On May 21, 4:21 pm, David Kastrup <> wrote:
> mike3 <> writes:
> > He would not have to "bargain" for any copy of the GPL program.  And
> > it (the GPL program) would not have a different license -- the only
> > thing that has a different license is the non-GPL program.
> But the non-GPL program has no use of its own.

Oh, since it depends _vitally_ on the GPL one.

> >> The GPL is intended to guarantee the freedom of the code itself
> >> _and_ descendants.
> > And the non-GPL code suddenly then becomes a "descendant" of the GPL
> > code the instant it is made dependent on the GPL code in _any_ way,
> > shape, or form?
> No.  The linked executable containing both parts is the descendant.
> And the court may very well decide that you are in effect performing
> distribution of this descendant if your code has no other viable
> purpose, and if there is no viable non-GPLed source.

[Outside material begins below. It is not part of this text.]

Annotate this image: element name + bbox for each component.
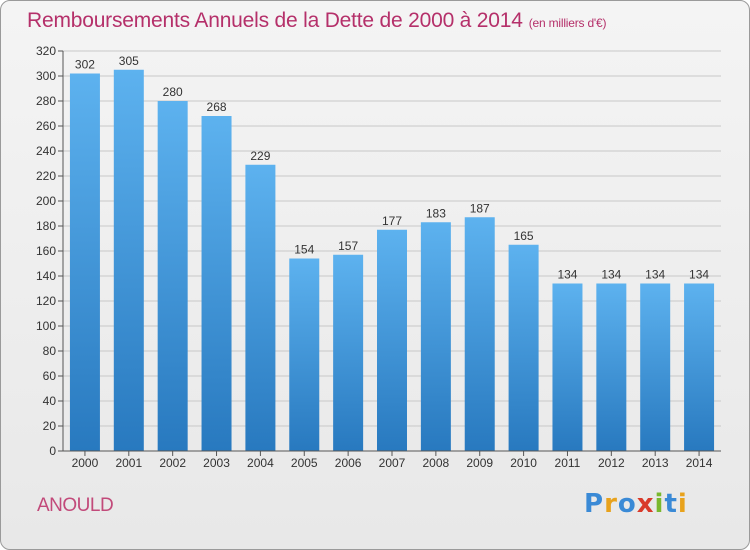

So then even if both are _not_ linked together, since one
_vitally_ depends on the other, then it is considered a single
program regardless of separate distribution of the components.

It seems then that the GNU license is designed not just to protect
a piece of free code's freedom, but to _create more free code_.
If one wants to use GPL code, then one must "pay" for it with
their own code that they are building around the GPL code. If
that isn't acceptable, then they cannot use the code, just like
buying something in a store -- if you don't like the monetary
price, then you can't buy it.

> Note that this provides a problem for dual-licensed code like that
> from Trolltech: they provide a GPLed version of their code, and they
> sell a version that can be linked into proprietary programs.  Assuming
> that those are the same, you can create and distribute a non-GPLed
> program suppsed to link to the library, and you can, obviously, not be
> sued for contributory infringement/distribution if your customer links
> a copy of the library he obtained under the GPL into it.  As long as
> the customer does not redistribute, he also does not violate the GPL.
> So this is a weakness with the somewhat popular GPLed/proprietary dual
> licensing model.  Basically, the "contributory infringement" theory
> (which has not really seen much of a test in court, but still legal
> departments don't seem eager to take the test) stops working as soon
> as there is a drop-in alternative to a GPLed library, whether from the
> same source or somewhere else.

But do you mean a "contributory infringement" *defense*? As if
a drop-in alternative exists and it is known then wouldn't using
the GPL version in violation of the GPL be an infringement?